Where Australia Collides with Asia
They collected as many as 700 species of beetles, but since many collectors had
been here before him, few were rarities. It is hard for anyone visiting modern-day
Singapore to comprehend that just 150 years ago man-eating tigers roamed the jungles
of this City State. Wallace mentions that tigers killed an average of one person every
day, principally those working in the plantations, and from their residence at the Jesuit
mission they would hear tigers roar once or twice in the evenings. Collecting natural
history specimens was not without risk from tigers or the tiger traps, as described by
Wallace:
Here and there, too, were tiger pits carefully covered over with sticks and leaves and so
well concealed, that in several cases I had a narrow escape from falling into them. They
are shaped like an iron furnace, wider at the bottom than the top and are perhaps fifteen or
twenty feet deep, so that it would be almost impossible for a person unassisted to get out of
one. Formerly a sharp stake was stuck erect in the bottom; but after an unfortunate traveller
had been killed by falling on one, its use was forbidden.
For exotic specimens he would need to look further afield and they found a vessel
sailing to Malacca, one of the Straits Settlements on the Malay Peninsula.
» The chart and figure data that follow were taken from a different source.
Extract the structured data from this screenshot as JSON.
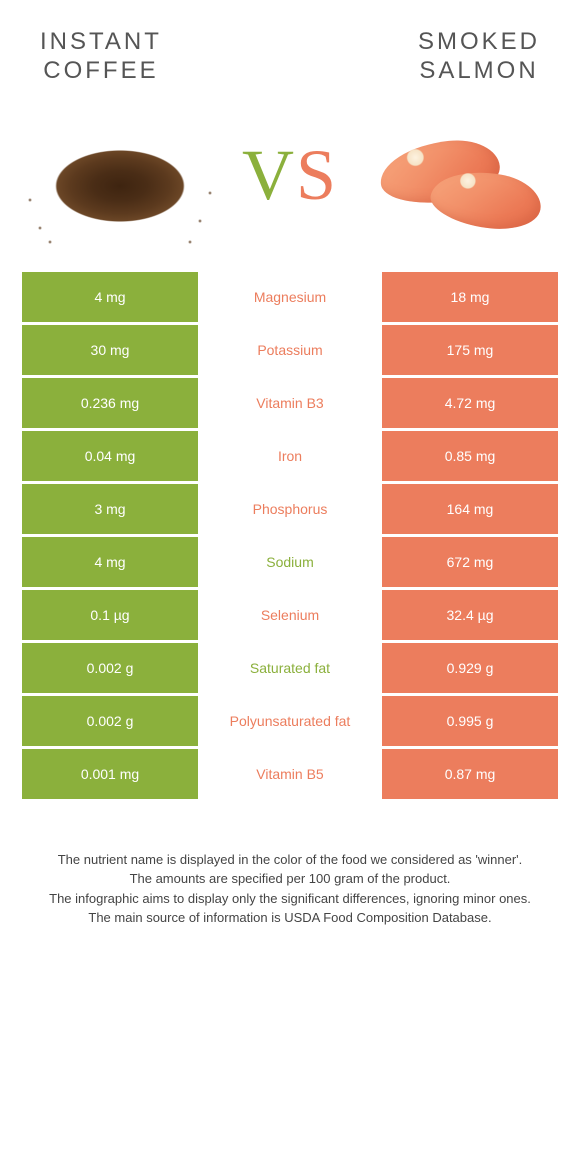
{
  "left_title_line1": "INSTANT",
  "left_title_line2": "COFFEE",
  "right_title_line1": "SMOKED",
  "right_title_line2": "SALMON",
  "vs_v": "V",
  "vs_s": "S",
  "colors": {
    "left": "#8bb03c",
    "right": "#ec7d5d"
  },
  "rows": [
    {
      "left": "4 mg",
      "label": "Magnesium",
      "right": "18 mg",
      "winner": "right"
    },
    {
      "left": "30 mg",
      "label": "Potassium",
      "right": "175 mg",
      "winner": "right"
    },
    {
      "left": "0.236 mg",
      "label": "Vitamin B3",
      "right": "4.72 mg",
      "winner": "right"
    },
    {
      "left": "0.04 mg",
      "label": "Iron",
      "right": "0.85 mg",
      "winner": "right"
    },
    {
      "left": "3 mg",
      "label": "Phosphorus",
      "right": "164 mg",
      "winner": "right"
    },
    {
      "left": "4 mg",
      "label": "Sodium",
      "right": "672 mg",
      "winner": "left"
    },
    {
      "left": "0.1 µg",
      "label": "Selenium",
      "right": "32.4 µg",
      "winner": "right"
    },
    {
      "left": "0.002 g",
      "label": "Saturated fat",
      "right": "0.929 g",
      "winner": "left"
    },
    {
      "left": "0.002 g",
      "label": "Polyunsaturated fat",
      "right": "0.995 g",
      "winner": "right"
    },
    {
      "left": "0.001 mg",
      "label": "Vitamin B5",
      "right": "0.87 mg",
      "winner": "right"
    }
  ],
  "footer": {
    "l1": "The nutrient name is displayed in the color of the food we considered as 'winner'.",
    "l2": "The amounts are specified per 100 gram of the product.",
    "l3": "The infographic aims to display only the significant differences, ignoring minor ones.",
    "l4": "The main source of information is USDA Food Composition Database."
  }
}
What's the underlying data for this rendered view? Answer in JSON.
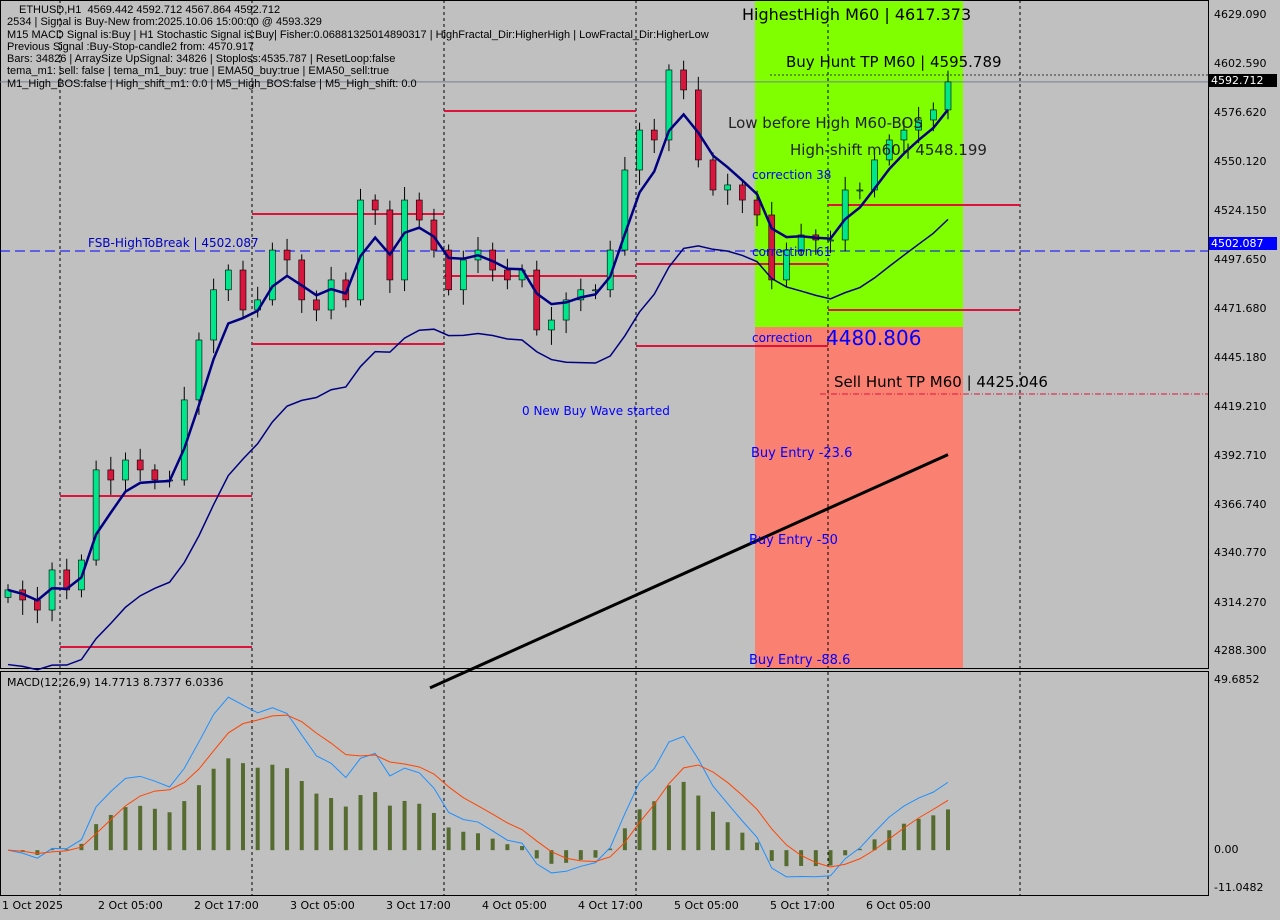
{
  "header": {
    "symbol_line": "ETHUSD,H1  4569.442 4592.712 4567.864 4592.712",
    "lines": [
      "2534 | Signal is Buy-New from:2025.10.06 15:00:00 @ 4593.329",
      "M15 MACD Signal is:Buy | H1 Stochastic Signal is:Buy| Fisher:0.06881325014890317 | HighFractal_Dir:HigherHigh | LowFractal_Dir:HigherLow",
      "Previous Signal :Buy-Stop-candle2 from: 4570.917",
      "Bars: 34826 | ArraySize UpSignal: 34826 | Stoploss:4535.787 | ResetLoop:false",
      "tema_m1: sell: false | tema_m1_buy: true | EMA50_buy:true | EMA50_sell:true",
      "M1_High_BOS:false | High_shift_m1: 0.0 | M5_High_BOS:false | M5_High_shift: 0.0"
    ]
  },
  "labels": {
    "highest_high": "HighestHigh   M60 | 4617.373",
    "buy_hunt_tp": "Buy Hunt TP M60 | 4595.789",
    "low_before_high": "Low before High   M60-BOS",
    "high_shift": "High-shift m60 | 4548.199",
    "correction_38": "correction 38",
    "correction_61": "correction 61",
    "correction": "correction",
    "correction_price": "4480.806",
    "sell_hunt_tp": "Sell Hunt TP M60 | 4425.046",
    "new_buy_wave": "0 New Buy Wave started",
    "buy_entry_236": "Buy Entry -23.6",
    "buy_entry_50": "Buy Entry -50",
    "buy_entry_886": "Buy Entry -88.6",
    "fsb": "FSB-HighToBreak | 4502.087"
  },
  "colors": {
    "bull": "#00e68a",
    "bear": "#d6163c",
    "zone_buy": "#80ff00",
    "zone_sell": "#fa8072",
    "ema_fast": "#000080",
    "ema_slow": "#000000",
    "level": "#dc143c",
    "fsb": "#0000ff",
    "macd_hist": "#556b2f",
    "macd_line": "#1e90ff",
    "signal_line": "#ff4500"
  },
  "chart_data": {
    "type": "candlestick",
    "symbol": "ETHUSD",
    "timeframe": "H1",
    "ylim": [
      4288.3,
      4629.09
    ],
    "y_ticks": [
      "4629.090",
      "4602.590",
      "4576.620",
      "4550.120",
      "4524.150",
      "4497.650",
      "4471.680",
      "4445.180",
      "4419.210",
      "4392.710",
      "4366.740",
      "4340.770",
      "4314.270",
      "4288.300"
    ],
    "x_ticks": [
      "1 Oct 2025",
      "2 Oct 05:00",
      "2 Oct 17:00",
      "3 Oct 05:00",
      "3 Oct 17:00",
      "4 Oct 05:00",
      "4 Oct 17:00",
      "5 Oct 05:00",
      "5 Oct 17:00",
      "6 Oct 05:00"
    ],
    "closes": [
      4320.5,
      4315.1,
      4309.7,
      4331.2,
      4320.5,
      4336.5,
      4384.8,
      4379.4,
      4390.1,
      4384.8,
      4379.4,
      4379.4,
      4422.3,
      4454.4,
      4481.3,
      4491.9,
      4470.5,
      4475.9,
      4502.6,
      4497.3,
      4475.9,
      4470.5,
      4486.6,
      4475.9,
      4529.4,
      4524.1,
      4486.6,
      4529.4,
      4518.7,
      4502.6,
      4481.3,
      4497.3,
      4502.6,
      4491.9,
      4486.6,
      4491.9,
      4459.8,
      4465.1,
      4475.9,
      4481.3,
      4481.3,
      4502.6,
      4545.5,
      4566.9,
      4561.6,
      4599.1,
      4588.4,
      4550.9,
      4534.8,
      4537.5,
      4529.4,
      4521.4,
      4486.6,
      4502.6,
      4510.7,
      4508.0,
      4508.0,
      4534.8,
      4534.8,
      4550.9,
      4561.6,
      4566.9,
      4572.3,
      4577.7,
      4592.7
    ],
    "current_price": "4592.712",
    "fsb_level": "4502.087",
    "slow_ma": {
      "start": 4268.0,
      "end": 4393.0
    },
    "macd": {
      "label": "MACD(12,26,9) 14.7713 8.7377 6.0336",
      "ylim": [
        -11.0482,
        49.6852
      ],
      "y_ticks": [
        "49.6852",
        "0.00",
        "-11.0482"
      ]
    }
  }
}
Malacca
had been occupied since 1511 first by the Portuguese, then by the Dutch, and finally by
the British. The inhabitants comprised the Malays, the Chinese, and the descendants
of the various occupying nationalities, especially the Portuguese. As Wallace
describes it, the old fort, the large Government House and the ruins of the cathedral
are reminders of the former wealth and importance of this place which was once as
much the centre of Eastern trade as Singapore is now. From Malacca they worked their
way inland to Mount Ophir where Wallace collected many beautiful butterflies and, if
you can believe it, centipedes and scorpions a foot long. Sir James Brooke was now in
Singapore to testify before a special commission set up to investigate his controversial
anti-piracy activities. The rajah had invited Alfred Russel Wallace to visit Sarawak
when they had met in London and now was the time to take up his invitation.
Wallace came to know Sir James well and was impressed with the relationship he
had formed with the primitive Dayak people of Sarawak who had been oppressed and
enslaved under the previous Malay rulers:
I have now seen a good deal of Sir James, and the more I see of him, the more I admire
him. With the highest talents for government he combines the greatest goodness of heart
and gentleness of manner ... It is a unique case in the history of the world for a European
gentleman to rule over two conflicting races of semi-savages with their own consent, without
any means of coercion, and depending solely on them for protection and support.